McDonald’s Fires CEO, and People Are Lovin’ It
Over the weekend McDonald’s fired its CEO and was showered with kudos for it. It was a strong response to a crisis, and the company took an interesting approach to its communications. The incident is also more evidence that we’re in a fertile period of crisis-related executive exoduses.
On Sunday, Nov. 3, the fast-food giant issued a press release announcing that Steve Easterbrook, its CEO since March 2015, “has separated from the company following the board’s determination that he violated company policy and demonstrated poor judgment involving a recent consensual relationship with an employee.”
McDonald’s was lauded on the communications front because the release was so frank about the reason for the firing. Operationally, it was applauded for taking strong action and not making excuses for why it would keep Easterbrook on despite his skirting its rules.
More CEOs are being pushed out of their jobs for ethical lapses.
— Jessica DiNapoli, Reuters
That’s especially noteworthy because he’s credited with improving the company’s performance, including pushing it forward in technology use.

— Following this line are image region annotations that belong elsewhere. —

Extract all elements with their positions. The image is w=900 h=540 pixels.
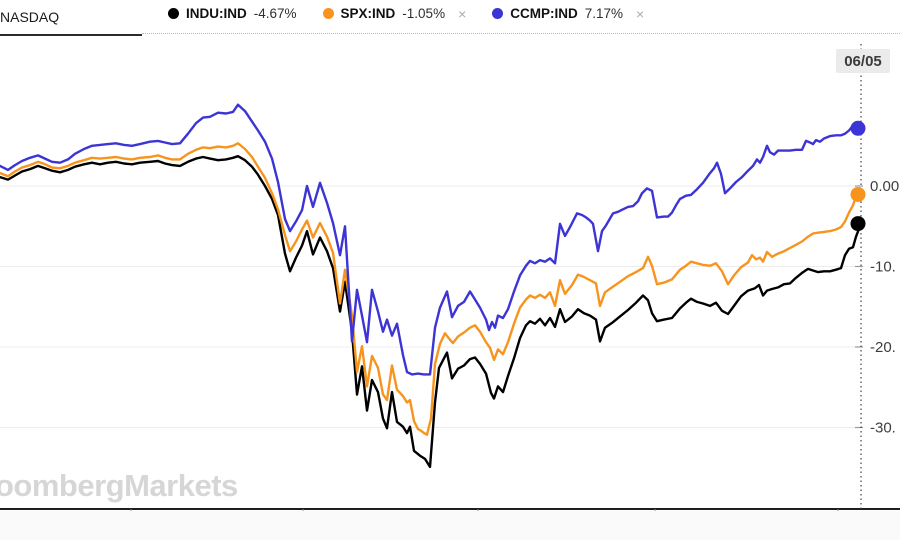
legend-value-spx: -1.05% (402, 6, 446, 21)
legend-dot-ccmp-icon (492, 8, 504, 19)
y-tick-label--20: -20. (870, 339, 896, 356)
legend-value-ccmp: 7.17% (584, 6, 624, 21)
series-end-dot-spx (850, 186, 866, 202)
legend-name-indu: INDU:IND (186, 6, 247, 21)
series-end-dot-ccmp (850, 120, 866, 136)
below-axis-strip (0, 511, 900, 540)
legend-value-indu: -4.67% (253, 6, 297, 21)
legend-close-spx-icon[interactable]: × (458, 5, 467, 22)
legend-name-spx: SPX:IND (340, 6, 396, 21)
y-tick-label--10: -10. (870, 259, 896, 276)
legend-name-ccmp: CCMP:IND (510, 6, 578, 21)
legend-dot-indu-icon (168, 8, 179, 19)
y-tick-label-0: 0.00 (870, 178, 899, 195)
series-line-ccmp[interactable] (0, 103, 863, 376)
legend-close-ccmp-icon[interactable]: × (636, 5, 645, 22)
series-line-spx[interactable] (0, 142, 863, 436)
legend-item-spx[interactable]: SPX:IND -1.05% × (322, 5, 467, 22)
tab-rule-divider (142, 33, 900, 34)
series-line-indu[interactable] (0, 154, 863, 469)
tab-nasdaq[interactable]: NASDAQ (0, 6, 142, 36)
tab-nasdaq-label: NASDAQ (0, 9, 60, 25)
bloomberg-markets-watermark: oombergMarkets (0, 468, 238, 503)
y-tick-label--30: -30. (870, 420, 896, 437)
legend-dot-spx-icon (322, 8, 334, 19)
series-end-dot-indu (850, 216, 866, 232)
tab-bar: NASDAQ (0, 0, 900, 36)
legend-item-ccmp[interactable]: CCMP:IND 7.17% × (492, 6, 644, 21)
legend-item-indu[interactable]: INDU:IND -4.67% (168, 6, 297, 21)
legend: INDU:IND -4.67% SPX:IND -1.05% × CCMP:IND 7.17… (168, 6, 644, 21)
cursor-date-chip: 06/05 (836, 49, 890, 73)
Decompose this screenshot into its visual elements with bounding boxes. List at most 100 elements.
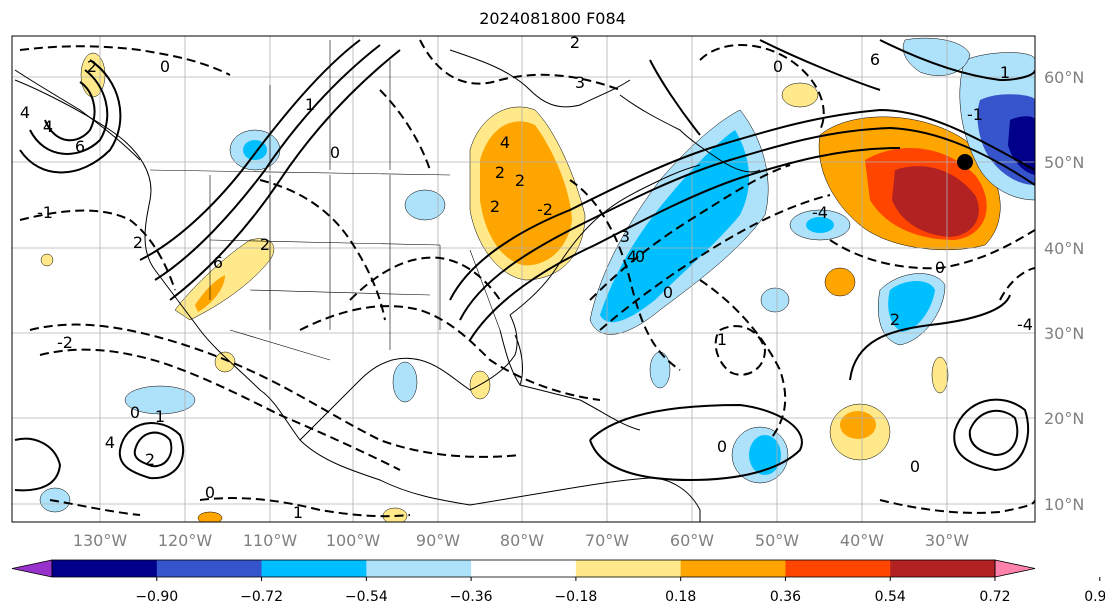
colorbar-tick-label: 0.54 xyxy=(875,589,906,605)
contour-label: 2 xyxy=(490,197,500,216)
political-borders xyxy=(149,40,501,361)
contour-label: 2 xyxy=(495,163,505,182)
contour-label: 4 xyxy=(627,247,637,266)
strongest-anomaly-atlantic xyxy=(892,166,979,237)
contour-label: 1 xyxy=(717,330,727,349)
cold-patch-2-core xyxy=(806,217,834,233)
colorbar-tick-label: −0.90 xyxy=(135,589,178,605)
contour-label: 2 xyxy=(133,233,143,252)
contour-label: -1 xyxy=(37,203,53,222)
contour-label: 1 xyxy=(305,95,315,114)
lon-tick-label: 40°W xyxy=(840,531,884,550)
warm-anomaly-greatlakes-core xyxy=(480,121,572,266)
colorbar-segment xyxy=(680,560,786,577)
shaded-fields xyxy=(39,37,1035,522)
colorbar-tick-label: 0.72 xyxy=(979,589,1010,605)
colorbar-tick-label: 0.18 xyxy=(665,589,696,605)
contour-label: 4 xyxy=(20,103,30,122)
map-title: 2024081800 F084 xyxy=(479,9,626,28)
lon-tick-label: 100°W xyxy=(326,531,381,550)
contour-label: 2 xyxy=(87,57,97,76)
colorbar-segment xyxy=(890,560,996,577)
coastline-canada-east xyxy=(619,94,761,173)
warm-patch-10 xyxy=(40,253,54,267)
colorbar-segment xyxy=(261,560,367,577)
lon-tick-label: 30°W xyxy=(925,531,969,550)
coastline-atlantic-us xyxy=(509,164,701,316)
colorbar-tick-label: −0.54 xyxy=(345,589,388,605)
colorbar-segment xyxy=(785,560,891,577)
contour-label: 0 xyxy=(773,57,783,76)
colorbar-tick-label: 0.36 xyxy=(770,589,801,605)
map-border xyxy=(11,35,1036,523)
latitude-tick-labels: 60°N 50°N 40°N 30°N 20°N 10°N xyxy=(1044,68,1084,514)
graticule xyxy=(12,36,1035,522)
lon-tick-label: 130°W xyxy=(73,531,128,550)
dashed-contour-lines xyxy=(19,39,1035,518)
cold-anomaly-band-core xyxy=(600,130,750,323)
contour-label: 3 xyxy=(575,73,585,92)
coastline-alaska xyxy=(14,69,141,161)
contour-label: 4 xyxy=(105,433,115,452)
contour-label: 0 xyxy=(935,258,945,277)
colorbar-segment xyxy=(366,560,472,577)
longitude-tick-labels: 130°W 120°W 110°W 100°W 90°W 80°W 70°W 60°W 50°W… xyxy=(73,531,969,550)
colorbar: −0.90 −0.72 −0.54 −0.36 −0.18 0.18 0.36 0.54 0.7… xyxy=(11,559,1105,605)
lat-tick-label: 10°N xyxy=(1044,495,1084,514)
colorbar-frame xyxy=(51,559,996,578)
contour-label: 0 xyxy=(205,483,215,502)
contour-label: 4 xyxy=(43,117,53,136)
contour-label: 0 xyxy=(910,457,920,476)
warm-patch-3-core xyxy=(840,411,876,439)
contour-label: -4 xyxy=(1017,315,1033,334)
contour-label: -4 xyxy=(812,203,828,222)
cold-patch-3-core xyxy=(888,281,935,332)
coastline-hudson xyxy=(449,49,631,108)
contour-label: 2 xyxy=(890,310,900,329)
coastlines xyxy=(14,49,761,522)
warm-patch-5 xyxy=(781,82,819,108)
contour-label: 1 xyxy=(155,407,165,426)
contour-label: 6 xyxy=(870,50,880,69)
lon-tick-label: 120°W xyxy=(158,531,213,550)
cold-patch-5 xyxy=(124,385,196,415)
warm-patch-9 xyxy=(197,511,223,522)
contour-label: 1 xyxy=(1000,63,1010,82)
coastline-gulf-mexico xyxy=(299,314,518,441)
coastline-south-america xyxy=(469,477,701,522)
contour-label: 0 xyxy=(663,283,673,302)
colorbar-segment xyxy=(156,560,263,577)
lon-tick-label: 60°W xyxy=(670,531,714,550)
cold-patch-4-core xyxy=(749,435,781,475)
warm-patch-4 xyxy=(931,356,949,394)
lat-tick-label: 40°N xyxy=(1044,239,1084,258)
warm-patch-2 xyxy=(824,267,856,297)
contour-label: 0 xyxy=(160,57,170,76)
colorbar-extend-high xyxy=(994,559,1036,578)
cold-patch-7 xyxy=(392,361,418,403)
colorbar-tick-label: −0.18 xyxy=(554,589,597,605)
contour-label: 2 xyxy=(515,171,525,190)
coastline-pacific-northamerica xyxy=(14,79,471,506)
lat-tick-label: 30°N xyxy=(1044,324,1084,343)
contour-label: 0 xyxy=(635,247,645,266)
low-center-marker xyxy=(957,154,973,170)
warm-patch-7 xyxy=(214,351,236,373)
contour-label: 2 xyxy=(570,33,580,52)
cold-anomaly-northeast-inner xyxy=(1008,116,1035,175)
lon-tick-label: 90°W xyxy=(416,531,460,550)
colorbar-tick-label: 0.90 xyxy=(1084,589,1105,605)
colorbar-extend-low xyxy=(11,559,53,578)
colorbar-segment xyxy=(575,560,682,577)
contour-label: 2 xyxy=(260,235,270,254)
contour-label: 4 xyxy=(500,133,510,152)
cold-patch-6 xyxy=(404,189,446,221)
cold-patch-8 xyxy=(760,287,790,313)
contour-label: 6 xyxy=(213,253,223,272)
colorbar-segment xyxy=(52,560,158,577)
lon-tick-label: 70°W xyxy=(585,531,629,550)
contour-label: 6 xyxy=(75,137,85,156)
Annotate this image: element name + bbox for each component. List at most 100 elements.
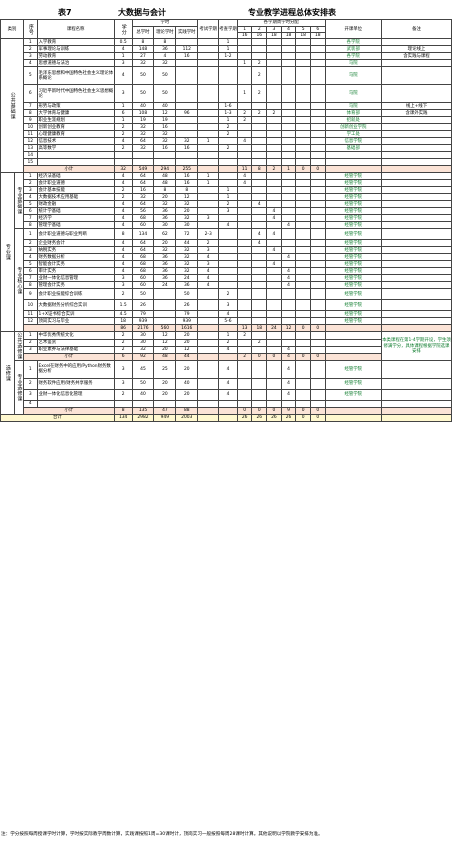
note-cell: 线上+线下 — [380, 102, 453, 111]
note-cell: 本类课程在第1-4学期开设，学生须修满学分，具体课程根据学院选课安排 — [380, 331, 453, 361]
subtotal-theory: 47 — [153, 406, 177, 415]
weekly-hours-cell — [266, 193, 282, 202]
seq-cell: 3 — [22, 345, 38, 354]
col-header-category: 类别 — [0, 18, 24, 40]
weekly-hours-cell — [266, 102, 282, 111]
credits-cell: 6 — [113, 109, 133, 118]
note-cell — [380, 66, 453, 86]
weekly-hours-cell — [295, 399, 311, 408]
weekly-hours-cell — [309, 52, 326, 61]
practice-hours-cell: 8 — [175, 186, 199, 195]
table-row: 6 习近平新时代中国特色社会主义思想概论 3 50 50 1 2 马院 — [1, 84, 453, 104]
seq-cell: 5 — [22, 200, 38, 209]
theory-hours-cell: 36 — [153, 214, 177, 223]
unit-cell: 经管学院 — [324, 246, 382, 255]
note-cell — [380, 179, 453, 188]
weekly-hours-cell — [236, 221, 253, 230]
total-hours-cell: 68 — [131, 260, 155, 269]
grand-total-weekly: 26 — [251, 413, 268, 422]
weekly-hours-cell — [309, 158, 326, 167]
unit-cell: 经管学院 — [324, 359, 382, 379]
weekly-hours-cell — [309, 200, 326, 209]
practice-hours-cell: 32 — [175, 267, 199, 276]
weekly-hours-cell — [266, 52, 282, 61]
weekly-hours-cell — [236, 317, 253, 326]
seq-cell: 8 — [22, 221, 38, 230]
weekly-hours-cell — [266, 45, 282, 54]
theory-hours-cell: 36 — [153, 45, 177, 54]
practice-hours-cell: 50 — [175, 288, 199, 301]
weekly-hours-cell — [266, 59, 282, 68]
credits-cell: 2 — [113, 186, 133, 195]
unit-cell: 经管学院 — [324, 239, 382, 248]
weekly-hours-cell — [236, 144, 253, 153]
weekly-hours-cell: 2 — [251, 66, 268, 86]
seq-cell: 12 — [22, 317, 38, 326]
weekly-hours-cell — [309, 359, 326, 379]
check-term-cell: 1-2 — [218, 52, 238, 61]
table-cell — [324, 324, 382, 333]
weekly-hours-cell — [295, 281, 311, 290]
weekly-hours-cell — [251, 186, 268, 195]
weekly-hours-cell — [309, 123, 326, 132]
weekly-hours-cell: 4 — [266, 214, 282, 223]
theory-hours-cell: 36 — [153, 253, 177, 262]
exam-term-cell — [197, 151, 220, 160]
total-hours-cell: 108 — [131, 109, 155, 118]
course-name: 会计基本技能 — [36, 186, 115, 195]
col-header-unit: 开课单位 — [324, 18, 382, 40]
credits-cell: 3 — [113, 84, 133, 104]
note-cell — [380, 310, 453, 319]
credits-cell: 4 — [113, 200, 133, 209]
weekly-hours-cell: 4 — [266, 246, 282, 255]
exam-term-cell — [197, 52, 220, 61]
note-cell — [380, 221, 453, 230]
subtotal-total: 549 — [131, 165, 155, 174]
note-cell — [380, 123, 453, 132]
theory-hours-cell: 36 — [153, 274, 177, 283]
weekly-hours-cell: 4 — [251, 228, 268, 241]
subtotal-label — [22, 324, 115, 333]
table-row: 8 大学体育与健康 6 108 12 96 1-3 2 2 2 体育部 含课外实践 — [1, 109, 453, 118]
weekly-hours-cell — [309, 246, 326, 255]
weekly-hours-cell — [236, 288, 253, 301]
table-row: 2 会计职业道德 4 64 48 16 1 4 经管学院 — [1, 179, 453, 188]
note-cell — [380, 137, 453, 146]
exam-term-cell — [197, 84, 220, 104]
credits-cell: 1 — [113, 116, 133, 125]
check-term-cell: 4 — [218, 377, 238, 390]
theory-hours-cell: 32 — [153, 200, 177, 209]
check-term-cell: 2 — [218, 144, 238, 153]
course-name: 军事理论与训练 — [36, 45, 115, 54]
practice-hours-cell — [175, 38, 199, 47]
weekly-hours-cell — [236, 267, 253, 276]
weekly-hours-cell: 2 — [236, 331, 253, 340]
unit-cell: 武装部 — [324, 45, 382, 54]
weekly-hours-cell — [309, 130, 326, 139]
weekly-hours-cell — [266, 281, 282, 290]
weekly-hours-cell — [295, 246, 311, 255]
table-row: 5 毛泽东思想和中国特色社会主义理论体系概论 4 50 50 2 马院 — [1, 66, 453, 86]
total-hours-cell — [131, 151, 155, 160]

Granted, McDonald’s took the standard approach of leading with the news of Easterbrook’s replacement, Chris Kempczinski, who had been president of its US operation — but, hey, the company is only human.
The release didn’t say anything about Easterbrook’s situation other than that mentioned above (not even a “thank you for your service”), and the canned quotes about and from Kempczinski were particularly ho-hum. (Easterbrook reportedly penned an email to employees in which he admitted his mistake.)
What was strange was that, the same day, McDonald’s put out a separate release about Kempczinski’s replacement as US head. Most companies would cover that in the same statement. Was McDonald’s trying to pull a fast one by pushing down the negative news? Both releases are also shorter than this particular species of communication typically is.
A lot of the press coverage emphasized that, especially in the wake of the #MeToo movement targeting sexual misbehavior, companies can’t afford to wink at anything that comes close to impropriety. Even with consensual situations, there are fears of favoritism or retaliation should the relationship sour.
Jessica DiNapoli of Reuters had a story with the headline “US Boards End Era of Impunity for ‘Skirt-Chasers,’ McDonald’s Firing Shows.” “More CEOs are being pushed out of their jobs for ethical lapses ranging from sexual indiscretions to fraud than in the past,” she wrote, citing a PricewaterhouseCoopers study.
Indeed, in September, we pointed out that there seems to be a trend of CEOs leaving companies, including Juul, WeWork, and eBay, for crisis-related reasons. Other leaders have left since then and for equally difficult causes, including at Under Armour and Marathon Petroleum.
On Monday, McDonald’s Chief People Officer David Fairhurst also left the company. It’s unclear whether the move was connected to Easterbrook’s departure.